Libertado das meninas de pernas palito, longas meias pretas e intenções perversas, Ronald Searle voltou seu traço para a sátira da sociedade inglesa. Com Merry England, etc., que mescla situações deliciosas, personagens e legendas minimalistas insuperáveis, o refinamento do seu humor o tornou disputado dos dois lados do Atlântico. Passou a fazer capas para a New Yorker, Punch e Granta, estreou na publicidade, criou pôsteres, fez animação para o cinema e ilustrou mais de 100 livros.
Mas foi ideia da revista americana Life contratá-lo para retratar o mundo real, sem recorrer ao humor, por meio de reportagens ilustradas de eventos noticiosos. Registrou, dessa forma, o histórico julgamento do nazista Adolf Eichmann, em Jerusalém, em 1961. Também como repórter-ilustrador cobriu os funerais do rei George VI (pai da atual rainha Elizabeth II), a construção do Muro de Berlim, as eleições primárias americanas que deram a vitória a John F. Kennedy. “Qualquer um consegue desenhar um cartum capaz de fazer as pessoas rirem. Reportagem ilustrada é muito mais duro – você precisa saber o que há por trás do que está acontecendo”, comparou mais tarde.

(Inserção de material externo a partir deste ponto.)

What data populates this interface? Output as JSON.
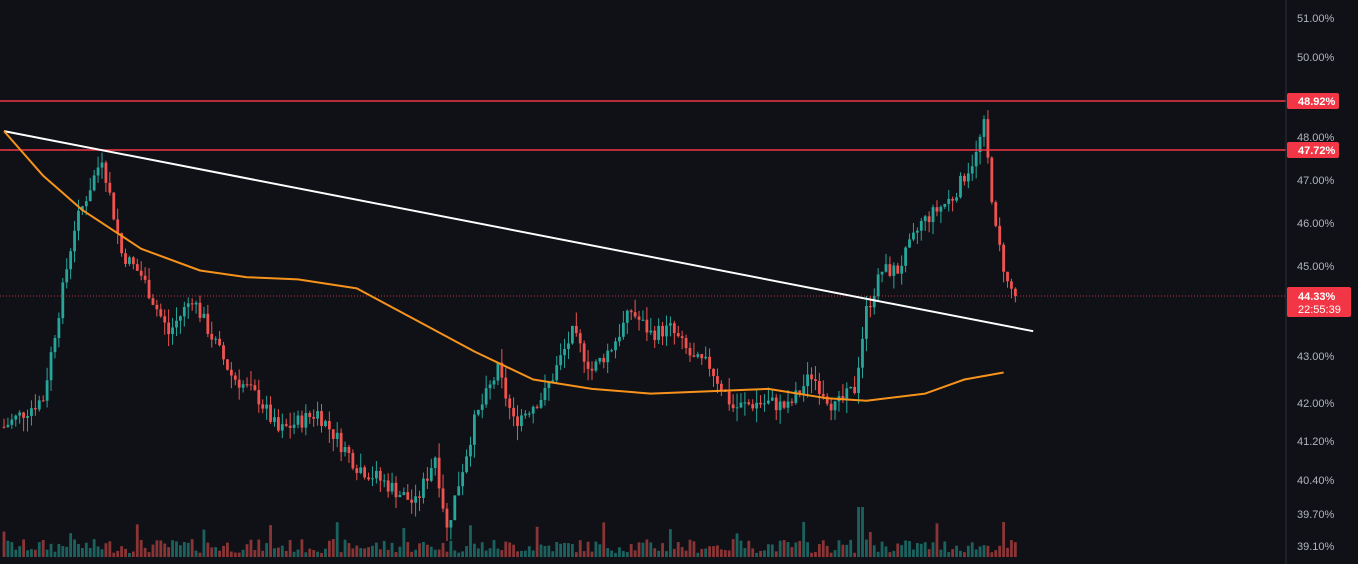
{
  "chart_data": {
    "type": "candlestick",
    "title": "",
    "xlabel": "",
    "ylabel": "",
    "grid": false,
    "y_tick_labels": [
      "51.00%",
      "50.00%",
      "48.00%",
      "47.00%",
      "46.00%",
      "45.00%",
      "43.00%",
      "42.00%",
      "41.20%",
      "40.40%",
      "39.70%",
      "39.10%"
    ],
    "horizontal_levels": [
      {
        "label": "48.92%",
        "value": 48.92,
        "color": "#f23645"
      },
      {
        "label": "47.72%",
        "value": 47.72,
        "color": "#f23645"
      }
    ],
    "last_price": {
      "label": "44.33%",
      "value": 44.33,
      "countdown": "22:55:39",
      "color": "#f23645"
    },
    "trendline": {
      "color": "#ffffff",
      "from": {
        "bar": 0,
        "value": 48.15
      },
      "to": {
        "bar": 260,
        "value": 43.55
      }
    },
    "moving_average": {
      "color": "#f7931a",
      "anchors": [
        [
          0,
          48.15
        ],
        [
          10,
          47.1
        ],
        [
          20,
          46.3
        ],
        [
          35,
          45.4
        ],
        [
          50,
          44.9
        ],
        [
          62,
          44.75
        ],
        [
          75,
          44.7
        ],
        [
          90,
          44.5
        ],
        [
          105,
          43.8
        ],
        [
          120,
          43.1
        ],
        [
          135,
          42.5
        ],
        [
          150,
          42.3
        ],
        [
          165,
          42.2
        ],
        [
          180,
          42.25
        ],
        [
          195,
          42.3
        ],
        [
          210,
          42.1
        ],
        [
          220,
          42.05
        ],
        [
          235,
          42.2
        ],
        [
          245,
          42.5
        ],
        [
          255,
          42.65
        ]
      ]
    },
    "price_path": [
      [
        0,
        41.5
      ],
      [
        10,
        42.1
      ],
      [
        14,
        44.0
      ],
      [
        18,
        45.9
      ],
      [
        25,
        47.55
      ],
      [
        30,
        45.3
      ],
      [
        35,
        44.8
      ],
      [
        42,
        43.5
      ],
      [
        48,
        44.3
      ],
      [
        52,
        43.6
      ],
      [
        58,
        42.6
      ],
      [
        65,
        42.1
      ],
      [
        70,
        41.4
      ],
      [
        80,
        41.8
      ],
      [
        90,
        40.7
      ],
      [
        98,
        40.3
      ],
      [
        105,
        39.9
      ],
      [
        110,
        40.9
      ],
      [
        113,
        39.4
      ],
      [
        120,
        41.6
      ],
      [
        126,
        42.7
      ],
      [
        130,
        41.6
      ],
      [
        138,
        42.2
      ],
      [
        145,
        43.5
      ],
      [
        150,
        42.7
      ],
      [
        155,
        43.2
      ],
      [
        160,
        44.0
      ],
      [
        165,
        43.5
      ],
      [
        170,
        43.6
      ],
      [
        176,
        42.9
      ],
      [
        180,
        42.8
      ],
      [
        186,
        41.9
      ],
      [
        192,
        42.0
      ],
      [
        196,
        42.0
      ],
      [
        200,
        41.9
      ],
      [
        206,
        42.6
      ],
      [
        212,
        41.9
      ],
      [
        217,
        42.3
      ],
      [
        220,
        44.0
      ],
      [
        224,
        44.9
      ],
      [
        228,
        44.9
      ],
      [
        234,
        46.0
      ],
      [
        242,
        46.6
      ],
      [
        248,
        47.6
      ],
      [
        250,
        48.3
      ],
      [
        253,
        45.8
      ],
      [
        256,
        44.6
      ],
      [
        258,
        44.33
      ]
    ],
    "volume": {
      "note": "volume bars shown at bottom of the pane"
    },
    "colors": {
      "up": "#26a69a",
      "down": "#ef5350",
      "background": "#0f1117"
    }
  }
}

Quando foi morar na França com a segunda mulher, Monica, já tinha experimentado tantos estilos que, segundo o cartunista americano Edward Sorel, conseguira dominar por completo todas as formas de artes gráficas. Obras suas integram a coleção permanente do British Museum, do Victoria & Albert Museum e do Imperial War Museum.
Apesar de ter ido morar no vilarejo medieval de Tourtour, na Provence, há quase quarenta anos, nunca quis se tornar francês. “Você não troca de nacionalidade como quem troca de paletó. Haja o que houver, sempre serei britânico.”

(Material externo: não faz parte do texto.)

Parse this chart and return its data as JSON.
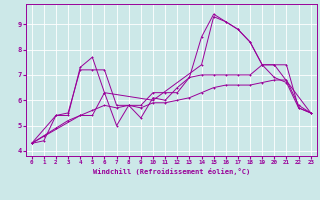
{
  "xlabel": "Windchill (Refroidissement éolien,°C)",
  "bg_color": "#cce8e8",
  "line_color": "#990099",
  "grid_color": "#ffffff",
  "xlim": [
    -0.5,
    23.5
  ],
  "ylim": [
    3.8,
    9.8
  ],
  "xticks": [
    0,
    1,
    2,
    3,
    4,
    5,
    6,
    7,
    8,
    9,
    10,
    11,
    12,
    13,
    14,
    15,
    16,
    17,
    18,
    19,
    20,
    21,
    22,
    23
  ],
  "yticks": [
    4,
    5,
    6,
    7,
    8,
    9
  ],
  "series1_x": [
    0,
    1,
    2,
    3,
    4,
    5,
    6,
    7,
    8,
    9,
    10,
    11,
    12,
    13,
    14,
    15,
    16,
    17,
    18,
    19,
    20,
    21,
    22,
    23
  ],
  "series1_y": [
    4.3,
    4.4,
    5.4,
    5.4,
    7.3,
    7.7,
    6.3,
    5.0,
    5.8,
    5.3,
    6.1,
    6.0,
    6.5,
    6.9,
    8.5,
    9.4,
    9.1,
    8.8,
    8.3,
    7.4,
    6.9,
    6.7,
    5.7,
    5.5
  ],
  "series2_x": [
    0,
    2,
    3,
    4,
    5,
    6,
    7,
    8,
    9,
    10,
    11,
    12,
    13,
    14,
    15,
    16,
    17,
    18,
    19,
    20,
    21,
    22,
    23
  ],
  "series2_y": [
    4.3,
    5.4,
    5.5,
    7.2,
    7.2,
    7.2,
    5.8,
    5.8,
    5.8,
    6.3,
    6.3,
    6.3,
    6.9,
    7.0,
    7.0,
    7.0,
    7.0,
    7.0,
    7.4,
    7.4,
    7.4,
    5.7,
    5.5
  ],
  "series3_x": [
    0,
    4,
    5,
    6,
    10,
    14,
    15,
    16,
    17,
    18,
    19,
    20,
    23
  ],
  "series3_y": [
    4.3,
    5.4,
    5.4,
    6.3,
    6.0,
    7.4,
    9.3,
    9.1,
    8.8,
    8.3,
    7.4,
    7.4,
    5.5
  ],
  "series4_x": [
    0,
    1,
    2,
    3,
    4,
    5,
    6,
    7,
    8,
    9,
    10,
    11,
    12,
    13,
    14,
    15,
    16,
    17,
    18,
    19,
    20,
    21,
    22,
    23
  ],
  "series4_y": [
    4.3,
    4.6,
    4.9,
    5.2,
    5.4,
    5.6,
    5.8,
    5.7,
    5.8,
    5.7,
    5.9,
    5.9,
    6.0,
    6.1,
    6.3,
    6.5,
    6.6,
    6.6,
    6.6,
    6.7,
    6.8,
    6.8,
    5.8,
    5.5
  ]
}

Seu derradeiro livro, publicado quatro meses atrás e intitulado Les Très Riches Heures de Mrs. Mole, é uma coletânea de desenhos criados para aliviar as sessões de quimioterapia e radioterapia com que Monica combateu um câncer de mama. Foram 47 sessões ao longo de cinco anos. Para cada sessão criou uma nova faceta da toupeira radiosa e adorável inventada pelo artista para representar a companheira com quem viveu cinquenta anos. Monica morreu em julho passado. “Eu não podia fazer mais nada por ela”, concluiu, “pois só sei desenhar.” Só?